Goose touched down at Preservation Hall in April 2025, a fitting spot for a band that trades in the kind of loose, improvisational energy that New Orleans has always understood. They kept it tight that night—just three songs, but they counted. 'Arcadia' opened things up, followed by 'Turned Clouds' and 'Hot Tea,' the latter a deep cut that shows where their head's at these days. Playing a venue this storied says something about how far they've come since their early days, and how much respect they've earned in rooms that don't usually book jam bands.

New Orleans doesn't separate jazz from rock from funk the way other cities do. It never has. Goose operates in that same fluid space—improvisational but groove-first, structured enough to feel like songs but loose enough to breathe. The city's musicians have always understood that distinction doesn't matter. What matters is whether you can lock in, build something together, and keep people listening. That's the language Goose speaks, and it's the one New Orleans speaks too.
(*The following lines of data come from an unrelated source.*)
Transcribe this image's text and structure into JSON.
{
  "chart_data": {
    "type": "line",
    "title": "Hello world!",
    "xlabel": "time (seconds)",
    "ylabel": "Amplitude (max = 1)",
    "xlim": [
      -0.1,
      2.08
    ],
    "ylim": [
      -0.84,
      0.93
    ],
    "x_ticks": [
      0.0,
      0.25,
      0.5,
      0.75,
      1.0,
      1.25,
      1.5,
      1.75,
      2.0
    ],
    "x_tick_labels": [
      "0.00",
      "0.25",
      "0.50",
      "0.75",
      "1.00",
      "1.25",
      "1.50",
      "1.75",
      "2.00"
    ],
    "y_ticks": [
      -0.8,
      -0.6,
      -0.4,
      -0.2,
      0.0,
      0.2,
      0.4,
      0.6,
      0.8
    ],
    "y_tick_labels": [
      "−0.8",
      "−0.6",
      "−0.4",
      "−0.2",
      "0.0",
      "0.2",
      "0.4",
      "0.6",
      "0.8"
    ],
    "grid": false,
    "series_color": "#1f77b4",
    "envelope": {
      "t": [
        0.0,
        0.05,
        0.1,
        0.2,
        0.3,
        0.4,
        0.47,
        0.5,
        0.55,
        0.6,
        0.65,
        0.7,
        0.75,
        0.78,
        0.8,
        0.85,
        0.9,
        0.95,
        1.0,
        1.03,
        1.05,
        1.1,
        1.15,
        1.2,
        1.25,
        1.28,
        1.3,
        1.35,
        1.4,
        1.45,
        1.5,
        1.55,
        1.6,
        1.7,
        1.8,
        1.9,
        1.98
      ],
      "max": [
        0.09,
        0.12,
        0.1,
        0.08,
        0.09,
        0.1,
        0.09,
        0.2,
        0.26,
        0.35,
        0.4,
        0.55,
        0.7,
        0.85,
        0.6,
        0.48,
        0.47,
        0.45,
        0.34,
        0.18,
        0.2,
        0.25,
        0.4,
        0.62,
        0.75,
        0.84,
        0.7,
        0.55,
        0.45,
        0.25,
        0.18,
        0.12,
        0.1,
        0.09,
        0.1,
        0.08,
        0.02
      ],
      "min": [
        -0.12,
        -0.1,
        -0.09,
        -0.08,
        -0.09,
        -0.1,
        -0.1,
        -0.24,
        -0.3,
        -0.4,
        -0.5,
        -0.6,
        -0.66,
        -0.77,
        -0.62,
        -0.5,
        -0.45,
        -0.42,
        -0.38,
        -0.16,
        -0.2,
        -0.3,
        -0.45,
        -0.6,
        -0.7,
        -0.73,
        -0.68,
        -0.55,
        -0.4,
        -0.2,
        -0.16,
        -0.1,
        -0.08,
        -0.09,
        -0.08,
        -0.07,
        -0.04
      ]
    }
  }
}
Stay in the Marigny neighborhood—closer to the actual music scene than the French Quarter, with better restaurants and genuine character. Dinner at Bacchanal Butcher on Dauphine Street for their house-made charcuterie and wine list. Spend an afternoon at the Preservation Hall Foundation or catch live jazz on Frenchmen Street, which will give you the musical context for understanding why New Orleans crowds demand what they do. Walk through the Backstreet Cultural Museum to see the real history of the city's brass bands and Mardi Gras culture.